The metal rod on the side of an old tower is a reminder for those who would cheat at business
Near the entrance to New Town Hall, there is a piece of metal embedded in the stonework. It looks like perhaps it is an attempt to strengthen the stone and keep it from cracking, but in fact it serves a different purpose. It was the official measuring rod for cloth.
The measure was specific to Bohemia and is variously called the Prague loket, etalon, ell or cubit. Loket literally means elbow, and the length is based on the arm.
In the past, different cities or regions had their own measure, just like they had their own coins of different weights and values. The Vienna cubit, for example, was equal to 1.3 Prague cubits.
The cubit came into use in 1268 under Přemysl Otakar II and was in use until the reign of Empress Maria Theresa, who standardized measurements across the Austro-Hungarian Empire in 1765, using the rival Vienna measurements as the new standard.
In the 500 years that it was in use, though, there were quite a number of disputes and merchants risked going bankrupt if word got out that they used false measurements.
The loket at New Town Hall is a little high up on the wall so that nobody could tamper with it. This made it a bit inconvenient for people to reach and it soon became a city job to be in charge of checking the length of goods.
The job at first went to tall men but eventually it began to be passed down in one family. What that family’s name was has long been forgotten but the man was always known simply as Loket. At one time, the family had no tall heir, and the shorter than average son, when the job fell to him, had to use a ladder. People snickered behind his back, calling him “Little Loket” or “Lokýtek.”
This of course worked against his self-esteem and he slowly took less and less interest in his job. He started to take bribes from some of the cloth merchants to approve of their short selling, and at the same time publicly disparaged the honest merchants.
He would stand in such a way that nobody could see how he was handling the cloth, and declare honest measures false and false ones true.
One honest merchant lost so much trade that he had to take action before he went broke. He donned a disguise and took some of his own cloth to be double checked. Lokýtek asked who sold the cloth and the merchant gave his own name, but spoke with a phony accent.
Lokýtek said that the person named was a particularly dishonest merchant. He measured the cloth, using hand tricks and blocking everyone’s view, finally declaring it to be only two-thirds of the specified length.
The merchant then revealed himself and took back the cloth. He forced his way to the measuring rod and showed that the cloth was indeed cut true to measure and that Lokýtek had been lying and taking bribes. Other honest merchants joined in, and the mob nearly turned into a riot when people understood what had been going on. Lokýtek fled for his life, but it was in vain.
He did not have to wait for the court to try him. He died of shame and disgrace that very night, leaving no heirs.
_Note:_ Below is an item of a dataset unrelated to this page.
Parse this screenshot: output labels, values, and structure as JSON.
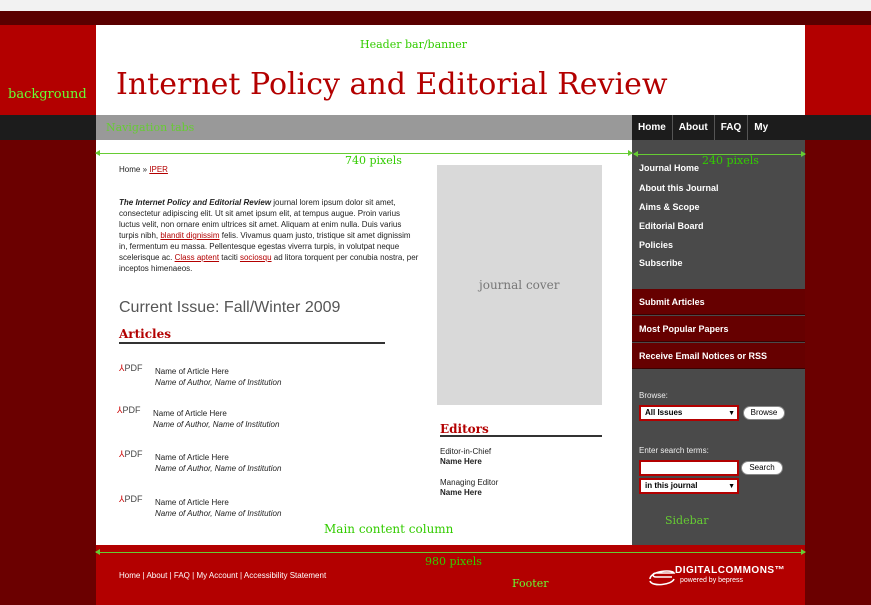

His ghost is said to return every year on the anniversary of the day he was exposed, but what day that is, nobody now remembers. He allegedly runs around the street near the loket and then goes inside the tower, frantically trying to escape an imaginary mob.
There are six lokets in Bohemia, including two in Prague. The other one is at the former Town Hall of Hradčany. The Prague loket measures 59.3 centimeters.
Moravia, the eastern part of what is now the Czech Republic, had its own loket, measuring 78.9 cm. The one from Vienna, which became the standard, was 77.8 cm.
The town of Mělník, just a bit north of Prague, has the Prague and Vienna lokets side-by-side at the City Hall.
New Town Hall was built in the end of the 1300s and early 1400s. Its main claim to fame is as the location of the first Prague Defenestration. Stones were thrown from the tower by Catholic city officials at a parade of Hussites, led by Jan Želivský, marching below. One stone hit Želivský, and an angry mob went into the tower and the burgomaster and 13 members of the town council were thrown out of the windows and killed. The Hussite War started shortly after.
Aside from the loket, the facade of the tower also has a small piece of chain. This was used to close the city streets off from noisy traffic at night.
On the south wall of the exterior there is the faint remains of a Latin palindrome carved in the stone: “Signa Te Signa Temere Me Tangis Et Angis / Roma Tibi Subito Motibus Ibit Amor – Wenceslavs I”
The text is related to a legend about St Martin and translates to “Cross, cross thyself, you plague and vex me without need. For by my labors you shall soon reach Rome, the object of your wishes.”
It is sometimes said to be a charm to keep demons out of the tower, as word puzzles confused them, or a warning to people who were facing execution, as the area in front of the New Town Hall was used for executions, and St Stephen’s Church located nearby had a cemetery for criminals and foreigners.
A similar text is said to be near the top of the Old Town bridge tower.
Dishonesty in measurements was taken very seriously. Where the statue of the Pieta now stands on Charles Bridge was previously the execution place for Old Town. Dishonest bakers and butchers using false weights or otherwise cheating were lowered from that part of the bridge into the river and drowned.